Segundo Landim, a redução nos repasses federais e o aumento dos custos dos serviços públicos dificultaram ainda mais o equilíbrio das contas nas prefeituras.
Para Landim, as 60 prefeituras que fecharam as suas portas em razão de protestar contra a diminuição do FPM, tem razão em fazê-las.
“Não tem Prefeitura nem Governo que possa fazer um planejamento, quando o planejamento é feito pelo Governo Federal e no meio do caminho muda de rumo”, declarou salientando que “o Governo Federal faz cortesia com o chapéu alheio”, referindo-se à campanha lançada pela União sobre a redução do Imposto sobre Produtos Industrializados (IPI) para fomentar o consumo do País, reduzindo assim FPM.
Além da queda na receita de transferências da União em razão da política de desoneração de impostos, há, de acordo Landim, acumulado de restos a pagar da União devido a municípios e ainda o impacto financeiro de legislações nacionais como a Lei do Piso do Magistério e os constantes aumentos do salário mínimo acima da inflação.
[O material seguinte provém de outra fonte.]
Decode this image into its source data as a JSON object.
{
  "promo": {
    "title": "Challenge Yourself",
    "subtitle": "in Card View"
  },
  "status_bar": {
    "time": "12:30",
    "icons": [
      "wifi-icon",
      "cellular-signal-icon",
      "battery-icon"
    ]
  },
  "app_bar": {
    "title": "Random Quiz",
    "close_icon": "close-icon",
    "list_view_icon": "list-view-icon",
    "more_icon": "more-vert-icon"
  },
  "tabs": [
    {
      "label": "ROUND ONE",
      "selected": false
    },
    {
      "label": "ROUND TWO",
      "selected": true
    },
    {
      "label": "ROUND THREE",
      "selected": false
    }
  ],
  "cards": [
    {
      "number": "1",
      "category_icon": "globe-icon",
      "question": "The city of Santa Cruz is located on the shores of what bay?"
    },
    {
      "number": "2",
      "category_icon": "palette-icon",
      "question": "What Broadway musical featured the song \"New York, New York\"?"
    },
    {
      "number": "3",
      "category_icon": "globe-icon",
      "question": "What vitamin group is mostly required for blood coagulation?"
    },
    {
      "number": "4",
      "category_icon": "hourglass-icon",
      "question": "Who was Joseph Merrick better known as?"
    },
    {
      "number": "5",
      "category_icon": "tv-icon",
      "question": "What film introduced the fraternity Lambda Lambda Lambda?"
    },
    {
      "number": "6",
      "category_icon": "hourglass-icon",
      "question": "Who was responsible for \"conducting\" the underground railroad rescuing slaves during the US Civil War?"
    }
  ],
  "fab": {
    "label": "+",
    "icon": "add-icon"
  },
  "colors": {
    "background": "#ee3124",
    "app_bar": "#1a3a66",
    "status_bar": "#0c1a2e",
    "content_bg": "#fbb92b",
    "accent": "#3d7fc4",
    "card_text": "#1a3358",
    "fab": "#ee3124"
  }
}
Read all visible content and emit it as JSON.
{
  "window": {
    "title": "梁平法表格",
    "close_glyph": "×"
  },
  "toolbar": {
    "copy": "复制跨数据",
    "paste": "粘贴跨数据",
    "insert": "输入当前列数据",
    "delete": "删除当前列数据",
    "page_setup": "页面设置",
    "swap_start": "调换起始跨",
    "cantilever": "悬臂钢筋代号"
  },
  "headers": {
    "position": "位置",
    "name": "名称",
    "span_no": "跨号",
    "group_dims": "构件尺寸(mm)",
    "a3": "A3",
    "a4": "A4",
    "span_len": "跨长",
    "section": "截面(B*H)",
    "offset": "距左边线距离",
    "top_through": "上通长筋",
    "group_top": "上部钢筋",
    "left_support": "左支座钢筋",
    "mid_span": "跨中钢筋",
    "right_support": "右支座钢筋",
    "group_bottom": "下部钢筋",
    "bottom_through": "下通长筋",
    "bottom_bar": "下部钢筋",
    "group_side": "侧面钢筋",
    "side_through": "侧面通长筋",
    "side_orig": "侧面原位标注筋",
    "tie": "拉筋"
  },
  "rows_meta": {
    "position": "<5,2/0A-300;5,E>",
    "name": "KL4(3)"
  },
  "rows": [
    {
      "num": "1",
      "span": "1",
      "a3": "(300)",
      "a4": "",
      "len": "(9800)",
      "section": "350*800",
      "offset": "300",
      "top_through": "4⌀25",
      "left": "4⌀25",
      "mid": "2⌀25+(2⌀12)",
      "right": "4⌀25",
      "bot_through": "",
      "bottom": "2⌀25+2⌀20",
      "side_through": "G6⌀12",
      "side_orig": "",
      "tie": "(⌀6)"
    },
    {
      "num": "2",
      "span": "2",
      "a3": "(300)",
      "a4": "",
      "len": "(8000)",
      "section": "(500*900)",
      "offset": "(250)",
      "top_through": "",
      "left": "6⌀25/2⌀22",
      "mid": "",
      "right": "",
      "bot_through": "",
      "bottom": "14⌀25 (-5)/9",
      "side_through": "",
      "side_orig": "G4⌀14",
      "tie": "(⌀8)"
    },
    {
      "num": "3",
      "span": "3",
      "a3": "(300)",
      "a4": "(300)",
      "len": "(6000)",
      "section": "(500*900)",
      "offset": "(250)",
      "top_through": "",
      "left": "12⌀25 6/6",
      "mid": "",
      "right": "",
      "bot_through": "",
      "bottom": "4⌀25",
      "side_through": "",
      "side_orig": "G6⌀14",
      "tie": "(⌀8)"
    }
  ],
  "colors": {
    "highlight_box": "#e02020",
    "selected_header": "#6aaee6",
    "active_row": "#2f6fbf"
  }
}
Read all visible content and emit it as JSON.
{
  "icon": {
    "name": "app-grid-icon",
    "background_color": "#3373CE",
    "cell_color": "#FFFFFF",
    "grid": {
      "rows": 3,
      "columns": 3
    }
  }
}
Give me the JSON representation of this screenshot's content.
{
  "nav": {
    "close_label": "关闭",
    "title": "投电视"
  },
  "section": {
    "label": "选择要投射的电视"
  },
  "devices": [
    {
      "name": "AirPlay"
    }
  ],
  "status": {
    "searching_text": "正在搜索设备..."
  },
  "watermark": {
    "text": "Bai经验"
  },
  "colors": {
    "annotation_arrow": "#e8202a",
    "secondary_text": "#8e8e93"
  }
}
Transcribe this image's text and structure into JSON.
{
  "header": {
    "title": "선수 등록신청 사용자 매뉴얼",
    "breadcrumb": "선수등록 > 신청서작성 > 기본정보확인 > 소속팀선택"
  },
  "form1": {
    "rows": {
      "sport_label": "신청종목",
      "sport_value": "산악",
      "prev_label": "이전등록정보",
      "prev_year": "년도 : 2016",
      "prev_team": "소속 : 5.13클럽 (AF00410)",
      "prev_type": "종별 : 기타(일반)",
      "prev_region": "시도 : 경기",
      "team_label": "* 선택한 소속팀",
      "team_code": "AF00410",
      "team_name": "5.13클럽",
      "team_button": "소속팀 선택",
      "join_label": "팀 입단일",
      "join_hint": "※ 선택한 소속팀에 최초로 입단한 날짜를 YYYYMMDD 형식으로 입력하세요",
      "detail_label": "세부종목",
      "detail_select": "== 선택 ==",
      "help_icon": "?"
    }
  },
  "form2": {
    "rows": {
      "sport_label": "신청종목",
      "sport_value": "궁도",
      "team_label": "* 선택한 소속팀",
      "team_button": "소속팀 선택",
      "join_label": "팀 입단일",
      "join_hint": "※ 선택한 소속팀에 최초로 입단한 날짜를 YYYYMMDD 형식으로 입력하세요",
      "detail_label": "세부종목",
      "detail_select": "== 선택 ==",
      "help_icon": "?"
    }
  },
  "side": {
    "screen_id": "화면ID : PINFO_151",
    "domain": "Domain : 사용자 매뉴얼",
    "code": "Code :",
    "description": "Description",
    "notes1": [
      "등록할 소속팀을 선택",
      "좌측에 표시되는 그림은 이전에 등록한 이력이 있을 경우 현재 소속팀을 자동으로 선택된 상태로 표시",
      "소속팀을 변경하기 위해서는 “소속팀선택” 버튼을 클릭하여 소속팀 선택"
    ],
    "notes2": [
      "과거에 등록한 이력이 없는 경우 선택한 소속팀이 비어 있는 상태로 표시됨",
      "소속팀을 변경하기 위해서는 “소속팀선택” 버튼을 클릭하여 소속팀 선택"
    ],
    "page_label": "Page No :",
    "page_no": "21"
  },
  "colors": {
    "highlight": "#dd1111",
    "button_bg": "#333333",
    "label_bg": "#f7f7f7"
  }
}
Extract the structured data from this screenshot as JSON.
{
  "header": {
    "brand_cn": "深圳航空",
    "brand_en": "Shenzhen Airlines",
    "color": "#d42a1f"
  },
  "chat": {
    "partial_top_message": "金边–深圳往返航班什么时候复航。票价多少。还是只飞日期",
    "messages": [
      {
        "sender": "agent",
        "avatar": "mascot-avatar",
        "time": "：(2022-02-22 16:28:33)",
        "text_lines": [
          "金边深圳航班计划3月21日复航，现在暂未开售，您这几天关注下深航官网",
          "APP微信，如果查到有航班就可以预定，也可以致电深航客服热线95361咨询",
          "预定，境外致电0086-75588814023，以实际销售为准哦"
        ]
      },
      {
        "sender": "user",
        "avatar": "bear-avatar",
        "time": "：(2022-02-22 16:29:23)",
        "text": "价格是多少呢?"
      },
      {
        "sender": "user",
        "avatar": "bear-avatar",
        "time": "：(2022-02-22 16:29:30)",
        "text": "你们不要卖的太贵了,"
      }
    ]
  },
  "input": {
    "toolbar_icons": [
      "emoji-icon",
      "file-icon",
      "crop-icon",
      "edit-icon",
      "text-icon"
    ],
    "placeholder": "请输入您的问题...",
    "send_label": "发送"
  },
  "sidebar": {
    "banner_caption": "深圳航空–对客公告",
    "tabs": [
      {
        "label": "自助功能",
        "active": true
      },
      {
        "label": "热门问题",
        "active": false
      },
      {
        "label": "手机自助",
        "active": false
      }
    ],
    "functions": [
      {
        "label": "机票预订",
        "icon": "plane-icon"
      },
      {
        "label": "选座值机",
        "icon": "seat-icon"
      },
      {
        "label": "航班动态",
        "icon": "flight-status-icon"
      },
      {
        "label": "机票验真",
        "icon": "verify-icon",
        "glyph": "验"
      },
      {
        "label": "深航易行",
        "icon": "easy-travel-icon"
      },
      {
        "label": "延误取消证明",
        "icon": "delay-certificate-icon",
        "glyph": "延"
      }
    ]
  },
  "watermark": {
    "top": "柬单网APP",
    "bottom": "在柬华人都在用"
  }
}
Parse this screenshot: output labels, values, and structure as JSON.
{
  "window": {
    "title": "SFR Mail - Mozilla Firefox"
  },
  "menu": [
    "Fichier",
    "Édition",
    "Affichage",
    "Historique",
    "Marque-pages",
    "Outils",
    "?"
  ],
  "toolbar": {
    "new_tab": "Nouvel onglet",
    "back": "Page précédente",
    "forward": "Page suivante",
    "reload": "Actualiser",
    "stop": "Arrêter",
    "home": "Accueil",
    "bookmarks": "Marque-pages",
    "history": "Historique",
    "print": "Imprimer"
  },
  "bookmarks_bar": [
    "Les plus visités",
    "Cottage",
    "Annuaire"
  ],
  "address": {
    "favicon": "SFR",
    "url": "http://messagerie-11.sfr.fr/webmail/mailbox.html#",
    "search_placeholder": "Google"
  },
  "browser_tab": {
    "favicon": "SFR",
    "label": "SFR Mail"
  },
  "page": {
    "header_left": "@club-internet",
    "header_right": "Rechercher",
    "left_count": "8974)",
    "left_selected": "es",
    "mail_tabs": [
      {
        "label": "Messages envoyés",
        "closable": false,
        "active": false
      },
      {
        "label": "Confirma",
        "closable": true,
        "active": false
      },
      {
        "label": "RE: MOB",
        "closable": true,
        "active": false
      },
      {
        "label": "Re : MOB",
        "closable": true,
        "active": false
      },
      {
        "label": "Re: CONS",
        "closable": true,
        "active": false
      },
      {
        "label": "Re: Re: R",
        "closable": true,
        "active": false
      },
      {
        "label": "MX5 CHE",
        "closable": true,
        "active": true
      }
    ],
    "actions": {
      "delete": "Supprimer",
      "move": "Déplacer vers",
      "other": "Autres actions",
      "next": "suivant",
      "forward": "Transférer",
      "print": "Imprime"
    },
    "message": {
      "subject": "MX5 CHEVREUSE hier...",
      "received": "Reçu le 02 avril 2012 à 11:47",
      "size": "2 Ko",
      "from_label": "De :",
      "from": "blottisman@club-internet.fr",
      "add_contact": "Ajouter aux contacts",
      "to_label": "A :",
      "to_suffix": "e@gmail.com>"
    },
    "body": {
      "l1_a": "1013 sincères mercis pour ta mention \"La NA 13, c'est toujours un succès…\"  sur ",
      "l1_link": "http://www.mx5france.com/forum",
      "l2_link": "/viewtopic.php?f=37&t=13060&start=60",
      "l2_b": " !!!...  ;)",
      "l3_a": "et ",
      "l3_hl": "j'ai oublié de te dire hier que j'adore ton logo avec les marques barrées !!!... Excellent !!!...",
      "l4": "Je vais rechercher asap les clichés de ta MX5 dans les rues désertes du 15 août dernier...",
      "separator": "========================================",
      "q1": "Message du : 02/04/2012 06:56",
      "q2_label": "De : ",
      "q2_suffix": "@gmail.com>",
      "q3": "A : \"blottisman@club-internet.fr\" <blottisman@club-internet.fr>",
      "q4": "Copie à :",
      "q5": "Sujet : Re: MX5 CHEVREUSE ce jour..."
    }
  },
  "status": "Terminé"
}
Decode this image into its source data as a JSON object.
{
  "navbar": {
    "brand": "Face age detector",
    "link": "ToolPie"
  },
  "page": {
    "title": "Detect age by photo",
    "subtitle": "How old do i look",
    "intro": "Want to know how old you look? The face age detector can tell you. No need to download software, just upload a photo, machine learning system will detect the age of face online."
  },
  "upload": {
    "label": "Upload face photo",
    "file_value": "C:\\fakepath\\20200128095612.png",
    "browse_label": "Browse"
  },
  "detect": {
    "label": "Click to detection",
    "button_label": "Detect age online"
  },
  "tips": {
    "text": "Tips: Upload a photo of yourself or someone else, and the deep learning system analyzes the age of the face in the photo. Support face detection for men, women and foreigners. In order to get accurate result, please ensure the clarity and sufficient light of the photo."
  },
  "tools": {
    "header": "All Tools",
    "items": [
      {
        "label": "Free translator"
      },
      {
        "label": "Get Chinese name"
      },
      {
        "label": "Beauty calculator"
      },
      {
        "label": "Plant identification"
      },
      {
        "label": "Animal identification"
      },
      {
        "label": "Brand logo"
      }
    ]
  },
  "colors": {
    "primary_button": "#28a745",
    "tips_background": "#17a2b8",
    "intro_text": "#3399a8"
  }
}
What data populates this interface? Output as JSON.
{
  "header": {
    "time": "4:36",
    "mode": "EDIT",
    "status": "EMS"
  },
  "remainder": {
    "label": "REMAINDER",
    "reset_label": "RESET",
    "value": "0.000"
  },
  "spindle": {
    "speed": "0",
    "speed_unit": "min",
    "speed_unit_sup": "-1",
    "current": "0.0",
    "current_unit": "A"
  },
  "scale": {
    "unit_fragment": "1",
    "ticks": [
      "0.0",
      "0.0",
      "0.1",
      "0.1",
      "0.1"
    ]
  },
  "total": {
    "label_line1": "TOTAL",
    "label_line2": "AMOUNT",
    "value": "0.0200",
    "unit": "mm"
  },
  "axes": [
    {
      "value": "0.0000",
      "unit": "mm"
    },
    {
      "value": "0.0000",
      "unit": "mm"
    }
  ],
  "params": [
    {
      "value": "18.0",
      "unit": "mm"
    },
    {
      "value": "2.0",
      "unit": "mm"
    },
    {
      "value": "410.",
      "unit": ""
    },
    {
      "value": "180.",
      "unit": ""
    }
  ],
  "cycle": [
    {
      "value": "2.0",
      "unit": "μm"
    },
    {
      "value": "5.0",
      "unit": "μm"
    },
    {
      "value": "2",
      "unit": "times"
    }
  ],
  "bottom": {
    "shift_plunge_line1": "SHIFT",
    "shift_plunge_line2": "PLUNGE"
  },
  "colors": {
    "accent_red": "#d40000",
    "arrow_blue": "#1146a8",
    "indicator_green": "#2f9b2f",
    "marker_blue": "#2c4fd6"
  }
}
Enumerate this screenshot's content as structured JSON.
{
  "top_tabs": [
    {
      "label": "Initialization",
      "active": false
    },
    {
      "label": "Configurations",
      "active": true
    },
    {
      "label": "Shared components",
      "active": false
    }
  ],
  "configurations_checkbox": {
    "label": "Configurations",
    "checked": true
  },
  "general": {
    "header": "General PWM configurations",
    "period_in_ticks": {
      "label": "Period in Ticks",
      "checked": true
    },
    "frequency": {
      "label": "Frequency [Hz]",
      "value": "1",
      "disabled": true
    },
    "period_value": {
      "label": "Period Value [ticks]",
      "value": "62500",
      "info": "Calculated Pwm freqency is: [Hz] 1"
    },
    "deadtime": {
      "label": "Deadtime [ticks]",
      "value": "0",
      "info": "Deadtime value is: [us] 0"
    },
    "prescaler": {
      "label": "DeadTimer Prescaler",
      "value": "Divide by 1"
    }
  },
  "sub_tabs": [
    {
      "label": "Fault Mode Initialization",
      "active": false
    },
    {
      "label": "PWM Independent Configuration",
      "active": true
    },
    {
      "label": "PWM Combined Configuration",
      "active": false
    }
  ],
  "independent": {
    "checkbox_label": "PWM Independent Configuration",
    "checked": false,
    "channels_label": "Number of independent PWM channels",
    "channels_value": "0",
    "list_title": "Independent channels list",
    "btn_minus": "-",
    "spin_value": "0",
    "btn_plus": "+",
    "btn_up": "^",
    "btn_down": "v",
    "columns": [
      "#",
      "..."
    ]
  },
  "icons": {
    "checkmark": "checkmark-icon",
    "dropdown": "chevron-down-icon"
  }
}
O parlamentar também ressaltou que, no tocante à Educação, não houve nenhuma complementação por parte do Ministério da Educação aos municípios. “As prefeituras deveriam entrar com 25% do percentual, hoje entram com mais de 40%” afirmou, assegurando que “a Educação tem de ser financiada em função dos constantes aumentos do salário mínimo acima da inflação como rege a legislação nacional da Lei do Piso”.